Идеи? Хоть завались. Персонажи? Никогда еще ни у одного писателя не было таких замечательных персонажей. И где-то в далекой-далекой глубине табачный дым щекочет ноздри сонным собакам, они прыгают от радости, бегут по следу, захлебываясь лаем, потому что вот он, запах хитрой рыжей лисы, и сегодня мы ее поймаем; собаки, лисы, вдохновение, искусство – все будет наше. Нас теперь ничто не остановит, и все будет совсем новое, да еще деньги получишь. На свете не найдется редактора, который посмеет такое отвергнуть, сказав (как он всегда говорит, принимая себя всерьез): «Начало хорошее, середина слабее, а к концу нам стало ясно, что мы можем на этом погореть». Он скажет совсем другое: «О’кей, только назовите приемлемую сумму. Дважды в неделю нам предъявляют иск на три миллиона долларов, что для нас весьма накладно. К тому же это не рассказ в прямом смысле, но, сказать по правде, нам очень хочется напечатать вашу вещь, хотя мы не знаем, чем она нам так понравилась; поэтому уж, пожалуйста, нe заламывайте слишком высокую цену».

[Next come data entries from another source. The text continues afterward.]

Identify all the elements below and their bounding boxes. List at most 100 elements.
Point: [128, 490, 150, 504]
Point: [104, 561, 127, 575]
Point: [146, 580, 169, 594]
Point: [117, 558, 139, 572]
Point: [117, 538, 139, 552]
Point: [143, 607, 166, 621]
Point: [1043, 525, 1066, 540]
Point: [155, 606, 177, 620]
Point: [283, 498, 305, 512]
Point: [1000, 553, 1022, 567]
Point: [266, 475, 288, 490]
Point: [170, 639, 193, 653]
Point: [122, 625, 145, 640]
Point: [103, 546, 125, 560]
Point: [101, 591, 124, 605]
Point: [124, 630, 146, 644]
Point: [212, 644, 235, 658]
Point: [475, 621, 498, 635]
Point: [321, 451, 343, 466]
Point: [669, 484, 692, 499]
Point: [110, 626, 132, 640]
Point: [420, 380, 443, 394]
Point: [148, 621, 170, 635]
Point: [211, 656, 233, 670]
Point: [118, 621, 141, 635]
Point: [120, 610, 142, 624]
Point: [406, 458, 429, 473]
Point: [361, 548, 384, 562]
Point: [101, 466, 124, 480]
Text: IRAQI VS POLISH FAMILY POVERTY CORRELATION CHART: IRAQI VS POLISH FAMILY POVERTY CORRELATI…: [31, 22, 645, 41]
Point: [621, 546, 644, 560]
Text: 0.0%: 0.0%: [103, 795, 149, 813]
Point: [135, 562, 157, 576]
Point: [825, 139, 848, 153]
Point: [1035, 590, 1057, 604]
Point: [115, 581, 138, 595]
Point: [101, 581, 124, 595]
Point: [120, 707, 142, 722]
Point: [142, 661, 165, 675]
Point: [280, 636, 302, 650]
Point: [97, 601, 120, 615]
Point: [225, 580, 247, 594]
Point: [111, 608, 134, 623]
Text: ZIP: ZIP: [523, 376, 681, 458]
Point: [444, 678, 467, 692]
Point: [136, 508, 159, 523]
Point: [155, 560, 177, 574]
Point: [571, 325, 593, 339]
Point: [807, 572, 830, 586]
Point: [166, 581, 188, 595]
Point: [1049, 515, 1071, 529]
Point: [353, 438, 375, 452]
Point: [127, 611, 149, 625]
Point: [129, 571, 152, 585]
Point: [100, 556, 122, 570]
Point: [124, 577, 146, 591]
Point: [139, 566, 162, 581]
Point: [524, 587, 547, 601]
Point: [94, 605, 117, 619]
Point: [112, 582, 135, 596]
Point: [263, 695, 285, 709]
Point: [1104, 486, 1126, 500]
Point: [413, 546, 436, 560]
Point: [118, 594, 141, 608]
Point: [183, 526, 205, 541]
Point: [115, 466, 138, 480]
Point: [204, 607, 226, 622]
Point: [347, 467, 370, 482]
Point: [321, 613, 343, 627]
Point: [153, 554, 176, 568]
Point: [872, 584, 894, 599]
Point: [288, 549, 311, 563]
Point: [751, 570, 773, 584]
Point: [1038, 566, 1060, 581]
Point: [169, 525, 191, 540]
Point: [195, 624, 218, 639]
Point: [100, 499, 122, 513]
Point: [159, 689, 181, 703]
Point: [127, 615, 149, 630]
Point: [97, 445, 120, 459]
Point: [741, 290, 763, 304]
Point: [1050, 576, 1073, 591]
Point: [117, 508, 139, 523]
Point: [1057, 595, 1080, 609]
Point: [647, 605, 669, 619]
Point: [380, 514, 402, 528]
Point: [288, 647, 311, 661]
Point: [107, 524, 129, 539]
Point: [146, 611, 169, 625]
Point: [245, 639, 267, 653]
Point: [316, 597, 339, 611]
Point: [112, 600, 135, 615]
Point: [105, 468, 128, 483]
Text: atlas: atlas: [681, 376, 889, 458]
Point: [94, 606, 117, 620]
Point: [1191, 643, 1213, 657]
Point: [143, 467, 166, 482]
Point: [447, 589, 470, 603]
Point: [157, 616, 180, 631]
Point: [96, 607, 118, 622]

Все утро, целых сорок четыре минуты, я чувствовал, что это мой день. И это был не только день, которого всю жизнь ждал я, – такого дня ждет каждый. Я чувствовал себя избранником, человеком, к которому этот день наконец пришел. Я был таким избранным, что едва выносил самого себя, со своими сомнениями, неверием, угрюмостью, пришибленностью, безразличием усталостью, с этим своим вечным: «Все образуется».
Я хотел быть благородным даже с собой, с этим ленивым ожиревшим существом, великодушным к нему, насколько это возможно, не обижаться на его оскорбления, учитывая его неизбранность, прежде и теперь: я хотел показать, что нисколько не презираю его за это и даже готов предложить: «Знаешь, давай вместе?» Щедрость – без конца и края, доброжелательности – море и христианское милосердие – широкой рукой.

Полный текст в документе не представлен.